Indispensable in all of the water work is Buffalo Niagara Waterkeeper, the nonprofit organization whose reason for existence is “protecting the quality and quantity of water, while connecting people to water.” In that, its presence has been invaluable and its shared successes nothing short of transformative.

Consider Frog Island. For a while, it vanished.
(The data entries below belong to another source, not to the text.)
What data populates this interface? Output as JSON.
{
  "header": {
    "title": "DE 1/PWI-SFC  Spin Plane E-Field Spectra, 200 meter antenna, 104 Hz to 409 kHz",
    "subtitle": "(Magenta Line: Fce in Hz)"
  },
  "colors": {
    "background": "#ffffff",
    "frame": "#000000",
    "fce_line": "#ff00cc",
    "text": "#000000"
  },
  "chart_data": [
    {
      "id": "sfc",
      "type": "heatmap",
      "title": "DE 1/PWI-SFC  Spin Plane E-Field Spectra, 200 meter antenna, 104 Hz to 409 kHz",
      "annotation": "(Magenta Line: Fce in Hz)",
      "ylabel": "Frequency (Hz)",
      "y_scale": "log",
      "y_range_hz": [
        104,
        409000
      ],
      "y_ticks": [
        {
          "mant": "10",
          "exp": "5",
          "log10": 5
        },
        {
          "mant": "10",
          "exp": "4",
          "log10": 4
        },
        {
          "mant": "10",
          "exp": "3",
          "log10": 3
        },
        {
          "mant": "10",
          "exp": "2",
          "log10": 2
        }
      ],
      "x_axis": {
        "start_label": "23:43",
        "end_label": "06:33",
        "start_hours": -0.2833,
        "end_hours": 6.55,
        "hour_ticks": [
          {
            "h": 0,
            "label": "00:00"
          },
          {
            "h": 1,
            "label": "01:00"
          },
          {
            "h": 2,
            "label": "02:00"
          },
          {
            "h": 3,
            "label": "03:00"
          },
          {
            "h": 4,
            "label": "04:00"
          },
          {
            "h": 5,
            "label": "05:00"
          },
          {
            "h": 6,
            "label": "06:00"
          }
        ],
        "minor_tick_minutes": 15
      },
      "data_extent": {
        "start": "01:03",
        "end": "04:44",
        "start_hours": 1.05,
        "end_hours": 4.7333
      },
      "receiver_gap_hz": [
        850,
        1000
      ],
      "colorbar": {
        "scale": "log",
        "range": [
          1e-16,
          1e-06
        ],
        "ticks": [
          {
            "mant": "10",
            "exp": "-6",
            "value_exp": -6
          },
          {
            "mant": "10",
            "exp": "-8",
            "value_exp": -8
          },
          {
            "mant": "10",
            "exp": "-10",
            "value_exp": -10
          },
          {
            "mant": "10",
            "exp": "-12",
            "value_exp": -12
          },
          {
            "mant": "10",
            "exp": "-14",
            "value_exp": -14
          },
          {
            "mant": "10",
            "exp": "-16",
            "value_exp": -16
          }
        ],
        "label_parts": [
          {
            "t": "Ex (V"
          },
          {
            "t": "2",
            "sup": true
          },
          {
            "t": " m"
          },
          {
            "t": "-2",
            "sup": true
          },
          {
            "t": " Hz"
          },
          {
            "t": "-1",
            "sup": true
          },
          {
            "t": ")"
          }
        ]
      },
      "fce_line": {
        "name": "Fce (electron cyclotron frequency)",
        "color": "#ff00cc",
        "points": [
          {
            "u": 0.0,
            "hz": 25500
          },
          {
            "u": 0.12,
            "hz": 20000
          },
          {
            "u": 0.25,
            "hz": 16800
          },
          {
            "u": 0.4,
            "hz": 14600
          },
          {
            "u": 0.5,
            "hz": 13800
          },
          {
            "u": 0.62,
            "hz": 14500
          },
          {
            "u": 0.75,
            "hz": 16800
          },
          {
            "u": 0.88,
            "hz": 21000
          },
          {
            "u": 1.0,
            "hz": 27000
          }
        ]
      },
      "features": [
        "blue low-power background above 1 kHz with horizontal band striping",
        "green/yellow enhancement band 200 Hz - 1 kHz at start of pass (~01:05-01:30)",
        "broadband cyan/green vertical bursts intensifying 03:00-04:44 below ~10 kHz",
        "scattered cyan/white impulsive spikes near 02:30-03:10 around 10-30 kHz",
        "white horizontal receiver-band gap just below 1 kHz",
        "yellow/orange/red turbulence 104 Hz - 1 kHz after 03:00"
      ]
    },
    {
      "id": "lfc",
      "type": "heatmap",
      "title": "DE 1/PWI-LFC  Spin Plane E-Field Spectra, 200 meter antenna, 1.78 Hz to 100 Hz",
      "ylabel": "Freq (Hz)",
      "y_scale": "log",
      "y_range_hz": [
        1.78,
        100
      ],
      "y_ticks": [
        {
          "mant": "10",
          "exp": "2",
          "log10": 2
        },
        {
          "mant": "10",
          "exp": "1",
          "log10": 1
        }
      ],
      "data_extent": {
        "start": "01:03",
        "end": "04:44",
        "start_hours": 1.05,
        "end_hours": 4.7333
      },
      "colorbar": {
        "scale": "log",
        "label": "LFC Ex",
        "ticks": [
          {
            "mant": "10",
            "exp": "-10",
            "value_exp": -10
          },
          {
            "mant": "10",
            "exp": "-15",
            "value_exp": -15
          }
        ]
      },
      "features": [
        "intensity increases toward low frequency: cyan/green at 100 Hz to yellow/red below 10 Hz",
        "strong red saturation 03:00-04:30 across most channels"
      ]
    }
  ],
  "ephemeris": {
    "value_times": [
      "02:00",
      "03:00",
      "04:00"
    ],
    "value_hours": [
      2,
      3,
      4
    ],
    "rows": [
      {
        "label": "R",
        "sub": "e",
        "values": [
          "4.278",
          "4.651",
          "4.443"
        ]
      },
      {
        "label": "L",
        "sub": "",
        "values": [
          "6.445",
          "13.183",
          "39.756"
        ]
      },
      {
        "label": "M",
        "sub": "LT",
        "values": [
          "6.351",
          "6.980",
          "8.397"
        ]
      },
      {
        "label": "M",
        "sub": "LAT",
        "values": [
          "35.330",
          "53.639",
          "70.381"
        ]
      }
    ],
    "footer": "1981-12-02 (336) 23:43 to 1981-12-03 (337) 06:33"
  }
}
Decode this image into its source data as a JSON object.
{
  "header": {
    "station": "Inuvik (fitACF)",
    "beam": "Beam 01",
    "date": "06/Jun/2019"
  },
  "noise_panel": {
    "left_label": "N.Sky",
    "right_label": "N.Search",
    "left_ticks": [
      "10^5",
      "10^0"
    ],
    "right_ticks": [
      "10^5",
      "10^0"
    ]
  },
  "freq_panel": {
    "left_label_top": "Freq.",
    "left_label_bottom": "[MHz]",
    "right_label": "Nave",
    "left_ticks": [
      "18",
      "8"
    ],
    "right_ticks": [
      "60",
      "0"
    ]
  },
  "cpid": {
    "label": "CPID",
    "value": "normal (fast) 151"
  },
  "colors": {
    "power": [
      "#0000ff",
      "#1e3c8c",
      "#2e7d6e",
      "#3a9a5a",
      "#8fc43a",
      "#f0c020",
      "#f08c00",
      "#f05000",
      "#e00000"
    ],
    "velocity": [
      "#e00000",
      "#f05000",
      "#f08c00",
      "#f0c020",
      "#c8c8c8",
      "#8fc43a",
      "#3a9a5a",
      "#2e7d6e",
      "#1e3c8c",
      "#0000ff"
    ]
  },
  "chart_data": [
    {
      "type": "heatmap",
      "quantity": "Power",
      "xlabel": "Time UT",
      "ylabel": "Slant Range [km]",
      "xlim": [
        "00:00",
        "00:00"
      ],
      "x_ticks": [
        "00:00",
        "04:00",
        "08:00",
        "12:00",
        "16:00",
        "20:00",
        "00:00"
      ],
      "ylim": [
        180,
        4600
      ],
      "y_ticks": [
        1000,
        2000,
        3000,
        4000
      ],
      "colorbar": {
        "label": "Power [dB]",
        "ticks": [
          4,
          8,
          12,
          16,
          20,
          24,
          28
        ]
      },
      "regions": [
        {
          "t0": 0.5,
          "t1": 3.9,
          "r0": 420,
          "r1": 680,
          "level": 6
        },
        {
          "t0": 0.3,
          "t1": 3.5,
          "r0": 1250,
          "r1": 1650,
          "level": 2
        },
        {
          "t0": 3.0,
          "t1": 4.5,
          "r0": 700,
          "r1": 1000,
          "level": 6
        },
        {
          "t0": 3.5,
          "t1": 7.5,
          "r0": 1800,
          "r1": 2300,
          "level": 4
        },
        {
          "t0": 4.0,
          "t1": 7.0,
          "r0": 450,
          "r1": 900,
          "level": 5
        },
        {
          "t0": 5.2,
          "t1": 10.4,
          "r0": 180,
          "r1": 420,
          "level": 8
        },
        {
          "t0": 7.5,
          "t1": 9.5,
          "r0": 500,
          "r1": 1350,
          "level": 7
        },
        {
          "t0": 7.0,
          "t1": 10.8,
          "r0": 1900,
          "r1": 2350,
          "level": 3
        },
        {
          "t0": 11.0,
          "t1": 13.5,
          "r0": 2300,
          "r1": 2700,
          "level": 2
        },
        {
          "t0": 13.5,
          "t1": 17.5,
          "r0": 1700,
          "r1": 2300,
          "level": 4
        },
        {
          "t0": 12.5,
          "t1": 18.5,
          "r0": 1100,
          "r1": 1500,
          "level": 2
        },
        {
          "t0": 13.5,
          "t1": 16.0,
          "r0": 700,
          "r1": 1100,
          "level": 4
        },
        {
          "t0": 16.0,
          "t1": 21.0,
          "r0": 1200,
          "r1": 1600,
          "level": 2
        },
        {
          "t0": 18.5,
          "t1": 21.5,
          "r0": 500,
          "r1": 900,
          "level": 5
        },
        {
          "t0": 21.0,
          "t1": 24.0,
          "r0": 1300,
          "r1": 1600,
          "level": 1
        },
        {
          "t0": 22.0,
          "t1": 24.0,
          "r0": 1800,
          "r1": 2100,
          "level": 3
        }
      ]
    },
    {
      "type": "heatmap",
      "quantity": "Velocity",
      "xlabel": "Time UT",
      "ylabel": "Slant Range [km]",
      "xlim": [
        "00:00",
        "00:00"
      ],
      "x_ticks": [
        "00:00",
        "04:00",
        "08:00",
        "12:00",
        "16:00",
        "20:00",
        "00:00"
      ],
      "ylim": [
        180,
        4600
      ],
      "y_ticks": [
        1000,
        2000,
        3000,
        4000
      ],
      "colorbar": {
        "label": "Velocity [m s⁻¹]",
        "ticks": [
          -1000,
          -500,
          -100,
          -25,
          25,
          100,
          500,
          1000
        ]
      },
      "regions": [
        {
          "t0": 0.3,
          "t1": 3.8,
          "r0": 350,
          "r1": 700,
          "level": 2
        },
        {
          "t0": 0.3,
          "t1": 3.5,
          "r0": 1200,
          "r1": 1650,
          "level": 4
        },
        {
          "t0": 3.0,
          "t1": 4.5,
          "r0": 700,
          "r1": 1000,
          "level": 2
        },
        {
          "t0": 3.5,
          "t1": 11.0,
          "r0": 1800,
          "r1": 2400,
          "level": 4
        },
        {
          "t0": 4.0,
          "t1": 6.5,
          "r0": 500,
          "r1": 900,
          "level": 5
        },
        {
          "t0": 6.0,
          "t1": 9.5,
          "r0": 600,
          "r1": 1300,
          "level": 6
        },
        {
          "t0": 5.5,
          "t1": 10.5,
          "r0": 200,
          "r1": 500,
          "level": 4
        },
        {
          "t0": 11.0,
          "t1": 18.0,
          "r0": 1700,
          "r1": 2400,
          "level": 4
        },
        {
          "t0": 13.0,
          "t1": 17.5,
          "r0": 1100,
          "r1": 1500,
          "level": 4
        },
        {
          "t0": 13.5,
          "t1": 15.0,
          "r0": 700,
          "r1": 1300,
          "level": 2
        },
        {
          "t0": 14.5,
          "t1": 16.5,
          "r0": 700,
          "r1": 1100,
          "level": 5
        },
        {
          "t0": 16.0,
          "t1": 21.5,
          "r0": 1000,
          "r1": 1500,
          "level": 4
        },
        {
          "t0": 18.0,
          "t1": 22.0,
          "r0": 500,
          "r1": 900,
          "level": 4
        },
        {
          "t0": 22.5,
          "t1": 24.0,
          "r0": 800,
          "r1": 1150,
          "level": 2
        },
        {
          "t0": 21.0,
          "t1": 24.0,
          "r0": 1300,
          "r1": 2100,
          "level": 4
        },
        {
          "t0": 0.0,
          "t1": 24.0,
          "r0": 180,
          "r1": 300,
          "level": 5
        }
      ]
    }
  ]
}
The shoal-like area between Strawberry and Motor islands was overcome as high water, ice floes and erosion erased its eight acres.
Now, it’s back and bustling with life, including cormorants, herons, egrets and terns. Turtles have taken up residence and biologists expect muskellunge and small mouth bass will discover its delights, as well. Plants such as white hibiscus have taken root, as have the native boneset plant, warm-season grass species and others.

It’s a pattern repeated on Strawberry Island, Motor Island and Little Beaver Island, which was recently relieved of eight unwanted acres. Landfill was removed, nearly doubling the size of the channel of Beaver Creek, which now curves through a marshland around the island. Osprey and turtles have found it to their liking. So, presumably, will fish as they make use of a spawning and nursing area.

Waterkeeper is also restoring shorelines in Ellicott Creek Park in Tonawanda, the Sandy Beach Park Club on Grand Island and at Hyde Park in Niagara Falls.
For decades, Western New Yorkers – like most other Americans – paid scant attention to the environment or the consequences of its pollution. Today we know better and, sometimes, we are even willing to act on that knowledge. It costs money and takes effort, but who can deny the benefits?

Around Western New York, and especially in the Niagara River, we have once again made a home for the creatures with whom we share the planet and, in so doing, made our own home better, too. Well done, all. Don’t stop now.